Vote de la loi sur les hydrocarbures et le PLF 2020 : L’APN dans sa pure tradition

samedi 16 novembre 2019 à 15:09
Source de l'article : Liberte-algerie.com

Comme il est de tradition, l’Assemblée populaire nationale (APN) a pleinement joué le rôle qui lui est dévolu, à savoir enregistrer et valider la démarche de l’Exécutif. Encore plus, cette fois les députés de l’APN ont réalisé une prouesse en adoptant en une journée quatre projets de loi et pas des moindres, puisqu’il s’agit entre autres de la loi sur les hydrocarbures et de la loi de finances pour 2020. Après avoir pratiquement boudé les débats sur ces projets de loi, ils étaient 262 à être présents, jeudi dernier, pour donner quitus à l’Exécutif.

Les députés ont ainsi adopté le très controversé projet de loi sur les hydrocarbures. Pour rappel, le projet avait été très critiqué par l’opposition et rejeté par des manifestants qui, ces dernières semaines, contestaient au gouvernement la légitimité de se prononcer sur des questions aussi stratégiques à deux mois de l’élection présidentielle.

Même les partis politiques, notamment ceux habitués à acquiescer aux décisions du gouvernement, ont pris leurs distances par rapport au projet, arguant de l’inopportunité de ce projet en cette période d’instabilité politique. Mais, au final, après un débat d’une journée dans un hémicycle presque vide, l’adoption s’est faite à la majorité. C’est la logique de l’allégeance à l’Exécutif qui a prévalu. Les députés de l’APN ont également adopté le projet de loi de finances pour 2020. La commission des finances et les députés de l’APN ont introduit 26 amendements au projet de loi. Il s’agit notamment de l’amendement de l’article 104 relatif au financement extérieur en faveur des projets économiques stratégiques et structurels.

Les députés ont introduit un amendement faisant obligation au ministre des Finances de présenter à la commission des finances de l’APN un exposé sur les projets autorisés à être financés. D’autres amendements ont été adoptés, à l’instar de l’article 106 relatif à l’autorisation d’importation de véhicules touristiques d’occasion, qui, désormais, inclut les véhicules diesel, et l’abrogation de l’article 66 prévoyant la création d’une nouvelle taxe de 6 000 DA appliquée à l’admission temporaire des véhicules de particuliers non-résidents. Mais reste que le gouvernement à travers ce projet de loi, engage le pays dans des choix stratégiques, comme l’annulation de l’application de la règle 51/49% dans les secteurs jugés non stratégiques, le retour à l’endettement extérieur et surtout la baisse des dépenses d’investissement.
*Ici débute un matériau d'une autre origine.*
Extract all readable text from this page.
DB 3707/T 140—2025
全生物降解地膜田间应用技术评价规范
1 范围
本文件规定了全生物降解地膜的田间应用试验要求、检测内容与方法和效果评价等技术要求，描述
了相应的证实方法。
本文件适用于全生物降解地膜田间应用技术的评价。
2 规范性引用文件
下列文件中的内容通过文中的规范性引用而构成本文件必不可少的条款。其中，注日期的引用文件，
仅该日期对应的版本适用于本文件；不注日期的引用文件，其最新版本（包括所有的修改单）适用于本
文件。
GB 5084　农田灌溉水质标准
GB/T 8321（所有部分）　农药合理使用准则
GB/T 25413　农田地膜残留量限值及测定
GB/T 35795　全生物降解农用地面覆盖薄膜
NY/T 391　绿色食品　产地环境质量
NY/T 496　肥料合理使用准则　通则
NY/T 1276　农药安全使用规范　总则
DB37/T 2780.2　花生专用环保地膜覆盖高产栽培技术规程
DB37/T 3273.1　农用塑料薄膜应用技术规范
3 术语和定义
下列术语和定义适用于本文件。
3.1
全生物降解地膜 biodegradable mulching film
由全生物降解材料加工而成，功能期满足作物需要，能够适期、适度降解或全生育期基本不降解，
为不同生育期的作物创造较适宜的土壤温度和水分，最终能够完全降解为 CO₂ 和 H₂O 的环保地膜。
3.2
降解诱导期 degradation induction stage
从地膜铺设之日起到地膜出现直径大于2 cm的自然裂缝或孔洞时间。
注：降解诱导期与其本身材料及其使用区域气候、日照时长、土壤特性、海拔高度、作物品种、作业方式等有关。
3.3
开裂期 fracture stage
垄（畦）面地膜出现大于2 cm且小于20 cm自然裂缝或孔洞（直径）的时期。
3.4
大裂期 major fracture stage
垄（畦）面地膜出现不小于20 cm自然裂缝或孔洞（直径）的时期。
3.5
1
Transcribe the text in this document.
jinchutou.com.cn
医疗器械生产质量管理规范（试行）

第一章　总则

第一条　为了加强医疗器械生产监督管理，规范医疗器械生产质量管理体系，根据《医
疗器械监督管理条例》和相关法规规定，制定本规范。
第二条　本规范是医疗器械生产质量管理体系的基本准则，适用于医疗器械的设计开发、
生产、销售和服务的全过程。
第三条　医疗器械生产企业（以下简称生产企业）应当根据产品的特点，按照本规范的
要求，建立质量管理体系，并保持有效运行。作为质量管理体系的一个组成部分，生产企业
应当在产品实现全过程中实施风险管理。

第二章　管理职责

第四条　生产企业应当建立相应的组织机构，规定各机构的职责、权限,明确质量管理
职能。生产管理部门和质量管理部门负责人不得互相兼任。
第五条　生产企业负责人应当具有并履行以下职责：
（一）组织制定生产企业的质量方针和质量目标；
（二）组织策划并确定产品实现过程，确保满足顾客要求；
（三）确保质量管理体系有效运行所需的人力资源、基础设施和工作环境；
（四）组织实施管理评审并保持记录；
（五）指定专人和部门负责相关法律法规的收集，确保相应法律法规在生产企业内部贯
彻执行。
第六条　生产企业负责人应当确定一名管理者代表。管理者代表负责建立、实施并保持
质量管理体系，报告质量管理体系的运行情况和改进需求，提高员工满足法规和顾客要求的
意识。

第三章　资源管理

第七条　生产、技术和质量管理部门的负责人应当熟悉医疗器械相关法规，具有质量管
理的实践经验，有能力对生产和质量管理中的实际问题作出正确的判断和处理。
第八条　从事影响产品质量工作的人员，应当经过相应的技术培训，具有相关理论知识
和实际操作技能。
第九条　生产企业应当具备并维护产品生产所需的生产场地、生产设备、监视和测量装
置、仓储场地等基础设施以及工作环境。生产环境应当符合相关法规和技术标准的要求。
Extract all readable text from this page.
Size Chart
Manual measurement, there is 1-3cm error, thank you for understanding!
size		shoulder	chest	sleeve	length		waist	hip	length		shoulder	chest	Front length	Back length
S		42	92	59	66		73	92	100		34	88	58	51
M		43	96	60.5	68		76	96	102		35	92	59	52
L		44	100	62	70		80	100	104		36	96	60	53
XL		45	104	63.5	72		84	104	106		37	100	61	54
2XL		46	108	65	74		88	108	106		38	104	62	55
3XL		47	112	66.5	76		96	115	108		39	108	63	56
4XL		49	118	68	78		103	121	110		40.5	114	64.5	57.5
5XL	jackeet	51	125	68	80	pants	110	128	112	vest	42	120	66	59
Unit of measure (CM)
Sont-ce là les prérogatives d’un gouvernement en charge de la liquidation des affaires courantes ? La question reste posée.

Par ailleurs, les députés ont adopté aussi le projet de loi portant sur l’amendement de la loi organique 15-18 relative aux lois de finances, afin de permettre au projet de loi sur les hydrocarbures de prévoir des dispositions fiscales, permettant au secteur des hydrocarbures de posséder sa propre fiscalité, tout en séparant cette dernière des lois de finances. Pourtant, lors du débat sur cet amendement, les quelques députés présents dans l’hémicycle ont été très critiques sur ce projet de loi.

Certains ont estimé que le projet de loi organique modifiant et complétant la loi relative aux lois de finances pourrait créer une sorte d’instabilité législative ou vider la loi de finances de son contenu. Cette fronde ne semble être qu’un feu de paille puisque, dans son rapport préliminaire sur le projet de loi, la commission des finances et du budget n’a introduit aucune proposition d’amendement, expliquant même que le débat autour du texte avait permis d’“éclaircir l’objectif du texte consistant à s’adapter au projet de loi sur les hydrocarbures, à travers l’amendement de l’article 18”.

Enfin, les députés ont également adopté le projet de loi portant statut général des personnels militaires. Pour rappel, ce projet de loi vise à soumettre à l’obligation de réserve le militaire remis à la vie civile et à lui interdire l’exercice de toute activité politique ou la candidature à une fonction politique élective pendant cinq ans à partir de la date de cessation définitive d’activité.